Nous avons auditionné en avril 2026 des représentants d'Ubisoft, numéro 1 français et leader mondial du jeu vidéo, qui a connu des défaillances en matière de violences sexistes et sexuelles. Je les ai notamment questionné sur leurs actions en matière de représentation des femmes.
 
 
/  28 avril 2026
20 ans de la Charte européenne pour l'égalité des femmes et des hommes dans la vie locale
L'égalité femmes-hommes est un combat qui se mène aussi à l'échelle locale.
Nous avons fêté le mardi 28 avril 2026 au Sénat les 20 ans de la Charte européenne pour l’égalité des femmes et des hommes dans la vie locale, l'occasion d'échanger sur les objectifs et les apports de ce texte signé par 2600 collectivités territoriales européennes, dont 360 françaises.
J'ai notamment interrogé les intervenant•es sur les bonnes pratiques de certaines collectivités et sur l'évaluation de l'application de la Charte par les signataires.
 
Voir mon intervention : https://www.facebook.com/share/v/1EydZUgYt5/
/  17 avril 2026
Colloque sur l'herboristerie au Sénat
J’ai eu le plaisir d’accueillir le vendredi 17 avril 2026 au Palais du Luxembourg, avec mon collègue Guillaume Gontard et en présence de Joël Labbé, un colloque consacré à l'herboristerie, pour faire le point sur les avancées et blocages persistants, sept ans après l’aventure de la mission d’information sénatoriale consacrée à cette filière d’avenir.
Une journée riche, séquencée par plusieurs tables rondes sur les différents enjeux agricoles, environnementaux et sanitaires liés à l’herboristerie et à ses métiers ainsi que sur les leviers à mettre en œuvre pour mieux les structurer et encadrer sur le plan juridique.
Merci à l’ensemble des professionnels et structures engagés autour de ces sujets pour le partage de leurs témoignages et de leur expertise, qui nous seront précieux pour continuer à obtenir des progrès au niveau national et européen !
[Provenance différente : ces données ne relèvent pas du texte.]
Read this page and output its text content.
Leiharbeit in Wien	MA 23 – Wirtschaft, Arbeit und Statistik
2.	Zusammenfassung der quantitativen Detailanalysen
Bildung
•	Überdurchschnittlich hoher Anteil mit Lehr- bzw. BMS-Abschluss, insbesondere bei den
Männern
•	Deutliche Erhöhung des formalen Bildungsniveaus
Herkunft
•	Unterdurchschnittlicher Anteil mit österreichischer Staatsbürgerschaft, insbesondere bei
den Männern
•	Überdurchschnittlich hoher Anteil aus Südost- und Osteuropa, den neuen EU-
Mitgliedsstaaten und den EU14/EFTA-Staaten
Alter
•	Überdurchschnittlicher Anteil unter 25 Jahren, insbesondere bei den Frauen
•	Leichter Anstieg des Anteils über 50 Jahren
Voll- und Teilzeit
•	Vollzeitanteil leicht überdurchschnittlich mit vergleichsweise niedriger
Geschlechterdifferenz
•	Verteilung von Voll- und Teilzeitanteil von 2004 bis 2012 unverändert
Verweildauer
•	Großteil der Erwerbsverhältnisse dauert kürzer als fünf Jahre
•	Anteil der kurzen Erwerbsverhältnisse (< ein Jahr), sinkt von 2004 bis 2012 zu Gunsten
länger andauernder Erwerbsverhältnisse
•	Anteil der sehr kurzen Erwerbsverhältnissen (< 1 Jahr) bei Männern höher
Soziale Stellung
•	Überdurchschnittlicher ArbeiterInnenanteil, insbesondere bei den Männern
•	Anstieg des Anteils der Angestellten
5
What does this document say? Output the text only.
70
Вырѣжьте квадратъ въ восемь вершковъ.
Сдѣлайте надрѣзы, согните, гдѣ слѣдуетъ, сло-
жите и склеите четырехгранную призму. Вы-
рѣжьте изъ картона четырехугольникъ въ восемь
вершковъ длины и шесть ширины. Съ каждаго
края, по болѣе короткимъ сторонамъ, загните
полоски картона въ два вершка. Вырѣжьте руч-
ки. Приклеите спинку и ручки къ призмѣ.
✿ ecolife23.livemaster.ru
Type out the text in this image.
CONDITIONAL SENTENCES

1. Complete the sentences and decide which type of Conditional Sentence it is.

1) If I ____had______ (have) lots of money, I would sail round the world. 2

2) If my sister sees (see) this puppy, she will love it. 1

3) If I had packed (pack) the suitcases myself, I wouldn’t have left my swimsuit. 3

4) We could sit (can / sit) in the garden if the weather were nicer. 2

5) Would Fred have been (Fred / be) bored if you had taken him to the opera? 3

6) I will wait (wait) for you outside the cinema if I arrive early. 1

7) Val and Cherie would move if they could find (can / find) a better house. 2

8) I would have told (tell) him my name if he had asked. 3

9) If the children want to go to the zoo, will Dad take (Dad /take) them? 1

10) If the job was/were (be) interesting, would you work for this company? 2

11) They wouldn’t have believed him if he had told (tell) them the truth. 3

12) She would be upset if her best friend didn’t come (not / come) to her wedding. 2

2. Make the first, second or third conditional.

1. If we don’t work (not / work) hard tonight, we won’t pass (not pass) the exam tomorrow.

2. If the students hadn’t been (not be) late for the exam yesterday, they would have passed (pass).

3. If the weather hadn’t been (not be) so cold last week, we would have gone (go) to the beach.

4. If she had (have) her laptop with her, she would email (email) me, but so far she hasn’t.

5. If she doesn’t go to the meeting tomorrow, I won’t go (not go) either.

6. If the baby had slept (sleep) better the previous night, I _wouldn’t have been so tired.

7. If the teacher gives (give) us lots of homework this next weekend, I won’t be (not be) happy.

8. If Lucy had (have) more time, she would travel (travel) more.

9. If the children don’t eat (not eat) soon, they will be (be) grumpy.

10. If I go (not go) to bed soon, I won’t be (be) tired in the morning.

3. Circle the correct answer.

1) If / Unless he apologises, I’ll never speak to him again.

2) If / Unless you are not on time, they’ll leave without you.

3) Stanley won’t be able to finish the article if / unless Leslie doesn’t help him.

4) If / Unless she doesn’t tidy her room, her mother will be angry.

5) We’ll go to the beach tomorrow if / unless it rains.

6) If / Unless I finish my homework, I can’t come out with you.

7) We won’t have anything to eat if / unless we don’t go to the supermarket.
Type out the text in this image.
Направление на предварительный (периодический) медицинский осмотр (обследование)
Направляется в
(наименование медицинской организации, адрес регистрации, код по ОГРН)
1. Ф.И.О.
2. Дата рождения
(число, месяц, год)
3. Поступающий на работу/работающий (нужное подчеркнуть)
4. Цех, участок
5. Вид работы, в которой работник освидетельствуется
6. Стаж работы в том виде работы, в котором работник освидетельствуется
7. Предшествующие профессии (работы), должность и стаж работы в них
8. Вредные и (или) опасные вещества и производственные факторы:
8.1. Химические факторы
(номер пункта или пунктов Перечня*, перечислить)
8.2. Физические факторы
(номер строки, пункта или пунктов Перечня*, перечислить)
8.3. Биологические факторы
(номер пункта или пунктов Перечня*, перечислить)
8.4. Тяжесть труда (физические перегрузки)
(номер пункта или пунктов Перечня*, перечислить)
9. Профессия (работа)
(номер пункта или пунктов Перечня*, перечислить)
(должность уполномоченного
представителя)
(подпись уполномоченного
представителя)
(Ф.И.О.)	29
Voir mon discours introductif : https://www.facebook.com/share/v/192Kz4os3R/

 

/  16 avril 2026
Table ronde sur la place des femmes dans l'industrie française
Dans l’industrie française, il y a encore bien du travail pour atteindre la parité. Moins de 30% de femmes y font carrière, et elles sont seulement 20% aux postes de direction. Je participais jeudi dernier à une table ronde consacrée à cette problématique et aux solutions pour y remédier. Deux entrepreneures étaient présentes, Corinne MOLINA et Justine LECALLIER, ainsi que le président de CCI France Alain DI CRESCENZO et le professeur des universités Elyès JOUINI.
J’ai notamment rappelé que le manque de femmes dans les filières scientifiques, et donc dans les métiers industriels, se construit dès l’école primaire. Il n’y a pas de désamour des filles pour les sciences : c’est la société qui véhicule encore les stéréotypes et biais de genre que l’on connaît toutes et tous. Les entreprises industrielles doivent former les recruteurs et recruteuses à ces biais et mettre en avant des rôles modèles auprès des élèves afin de susciter des vocations. Je le dis avec d’autant plus de conviction que j’ai été professeure de mathématiques.
Le président de la CCI a notamment évoqué l’action de sensibilisation « Usine ouverte » et le mois de la découverte des métiers. Ces actions sont essentielles mais il faut aller plus loin et plus vite, et mettre sur la table la question des quotas. Je me félicite en tout cas que notre rapport « XX=XY, féminiser les sciences, dynamiser la société », dont j’ai été co-rapporteure, poursuive son chemin et qu’il suscite de nouvelles discussions essentielles pour que la France ait davantage de chercheuses et de professionnelles dans les filières scientifiques.
 
 
/  15 avril 2026
Reprise en main brutale de Grasset par Vincent Bolloré
Depuis plusieurs jours, le monde de l’édition fait entendre son refus de la reprise en main brutale de Grasset par le milliardaire Vincent Bolloré. Ce dernier a en effet limogé Olivier Nora, PDG de la maison d’édition depuis 26 ans, pour le remplacer par un de ses proches.
Vincent Bolloré est un habitué de ces mises au pas idéologiques qui doivent nous pousser à garantir l’indépendance des rédactions et des éditeurs et à mieux encadrer la concentration économique à l'œuvre dans le secteur.
Dans ce contexte tendu, nous avons participé le 15 avril 2026 avec mes collègues de la Commission de la culture à une table ronde sur l’économie du livre.
L’industrie du livre fait face à plusieurs difficultés : baisse de la lecture, notamment chez les 50-64 ans dont la pratique a décroché fortement depuis 2023, impact de l’IA sur la création et concentration économique du secteur.
À cette occasion, ma collègue Sylvie Robert a dénoncé avec force l’influence de M. Bolloré et le recul à l'œuvre en matière de liberté d’expression. Je soutiens fermement son appel à une "loi d'urgence" visant à reconnaître une "clause de conscience" aux auteurs en cas de changement radical de ligne éditoriale de la part de leur éditeur, à l’instar de la clause dont bénéficient les journalistes.
/  15 avril 2026
Crise de la filière viticole et coordination de nos politiques publiques : ma question écrite à la ministre

La crise de la filière viticole nécessite une stratégie nationale et une meilleure coordination de nos politiques publiques : ma question écrite à la ministre de l'agriculture : 

Mme Marie-Pierre Monier attire l'attention de Mme la ministre de l'agriculture, de l'agro-alimentaire et de la souveraineté alimentaire sur les difficultés rencontrées par la filière viticole et sur la nécessité d'une coordination des politiques publiques en la matière.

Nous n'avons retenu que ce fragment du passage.